Experts suggest that Steven Spielberg’s action-packed science fiction movie could one day become reality
Dinosaurs could be brought back to life…using the DNA of birds.
In an echo of Jurassic Park, experts believe identifying and altering certain genes found in the DNA of modern birds would mean genomes of the prehistoric creatures could be engineered 20 million years after they died out.
Oxford biochemist Dr Alison Woollard says it would be theoretically possible to recreate species through the DNA.
A mosquito was recently discovered which had the blood of another animal in its stomach dating back 46 million years.
Dr Woollard said: “We know that birds are the direct descendants of dinosaurs, as proven by an unbroken line of fossils which tracks the evolution of the lineage from creatures such as the velociraptor or T-Rex through to the birds flying around today.
“The most famous of these is the Archaeopteryx, a fossil which clearly shows the transition between feathered dinosaurs and modern birds.
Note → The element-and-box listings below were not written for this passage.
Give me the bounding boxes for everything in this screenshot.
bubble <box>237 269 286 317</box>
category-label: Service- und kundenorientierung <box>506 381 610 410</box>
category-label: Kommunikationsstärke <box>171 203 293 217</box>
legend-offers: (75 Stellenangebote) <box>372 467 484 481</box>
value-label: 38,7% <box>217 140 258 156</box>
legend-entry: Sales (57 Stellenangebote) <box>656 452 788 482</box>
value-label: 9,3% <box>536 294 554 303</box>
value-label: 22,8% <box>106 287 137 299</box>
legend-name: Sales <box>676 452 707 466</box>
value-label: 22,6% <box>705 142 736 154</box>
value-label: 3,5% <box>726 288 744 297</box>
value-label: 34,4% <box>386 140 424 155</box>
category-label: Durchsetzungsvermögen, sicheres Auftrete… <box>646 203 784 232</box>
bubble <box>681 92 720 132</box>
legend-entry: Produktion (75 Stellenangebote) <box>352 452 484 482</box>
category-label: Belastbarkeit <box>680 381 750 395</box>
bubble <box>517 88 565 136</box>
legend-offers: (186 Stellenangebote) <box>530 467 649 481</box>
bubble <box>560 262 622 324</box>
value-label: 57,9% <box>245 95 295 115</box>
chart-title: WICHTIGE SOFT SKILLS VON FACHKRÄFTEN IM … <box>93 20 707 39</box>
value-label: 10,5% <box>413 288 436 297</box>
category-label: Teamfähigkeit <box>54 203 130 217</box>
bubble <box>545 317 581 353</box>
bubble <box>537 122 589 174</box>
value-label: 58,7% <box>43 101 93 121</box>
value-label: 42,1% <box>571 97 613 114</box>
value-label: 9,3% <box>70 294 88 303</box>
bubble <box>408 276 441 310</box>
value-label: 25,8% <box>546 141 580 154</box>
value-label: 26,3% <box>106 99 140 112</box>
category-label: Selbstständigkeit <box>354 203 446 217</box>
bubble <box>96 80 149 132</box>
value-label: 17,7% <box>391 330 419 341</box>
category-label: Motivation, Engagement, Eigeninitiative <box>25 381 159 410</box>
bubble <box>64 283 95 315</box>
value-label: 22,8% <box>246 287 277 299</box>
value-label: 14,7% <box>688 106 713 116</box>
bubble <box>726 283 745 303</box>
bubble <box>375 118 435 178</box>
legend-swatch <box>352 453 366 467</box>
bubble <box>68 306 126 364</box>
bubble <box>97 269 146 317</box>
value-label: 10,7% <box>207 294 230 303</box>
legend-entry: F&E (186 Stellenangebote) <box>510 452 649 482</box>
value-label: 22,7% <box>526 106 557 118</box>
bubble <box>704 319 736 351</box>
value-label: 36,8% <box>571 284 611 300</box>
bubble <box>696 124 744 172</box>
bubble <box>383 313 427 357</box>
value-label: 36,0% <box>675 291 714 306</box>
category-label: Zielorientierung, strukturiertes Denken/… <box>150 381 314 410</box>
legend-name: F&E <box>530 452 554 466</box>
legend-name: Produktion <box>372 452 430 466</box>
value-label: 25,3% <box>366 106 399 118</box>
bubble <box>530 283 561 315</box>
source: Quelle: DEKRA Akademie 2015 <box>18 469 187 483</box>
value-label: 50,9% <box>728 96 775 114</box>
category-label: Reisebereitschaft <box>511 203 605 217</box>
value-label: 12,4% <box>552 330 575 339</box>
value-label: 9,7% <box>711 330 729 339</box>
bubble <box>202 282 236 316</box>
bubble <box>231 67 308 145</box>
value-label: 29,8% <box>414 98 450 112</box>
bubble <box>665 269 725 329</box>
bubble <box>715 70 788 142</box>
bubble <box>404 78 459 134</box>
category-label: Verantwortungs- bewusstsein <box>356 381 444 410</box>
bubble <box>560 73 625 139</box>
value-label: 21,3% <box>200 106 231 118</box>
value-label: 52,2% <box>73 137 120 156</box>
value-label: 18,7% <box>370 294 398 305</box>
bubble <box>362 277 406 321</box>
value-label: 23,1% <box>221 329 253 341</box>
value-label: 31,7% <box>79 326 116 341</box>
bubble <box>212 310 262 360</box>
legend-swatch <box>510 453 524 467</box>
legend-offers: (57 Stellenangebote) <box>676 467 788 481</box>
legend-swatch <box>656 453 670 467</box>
“This evolution implies that buried deep within the DNA of today’s birds are switched-off genes that control dinosaur-like traits.
“Could we ‘rewind’ evolution by switching these genes back on and using them to guide the development of that bird’s offspring, and its offspring’s offspring, backwards?”
All animals and plants are related, sharing a common ancestor that lived about 1.6 billion years ago.
To make a full genome, scientists would have to combine millions of short fragments of nucleic acids in exactly the right order, just like putting together an enormous jigsaw puzzle.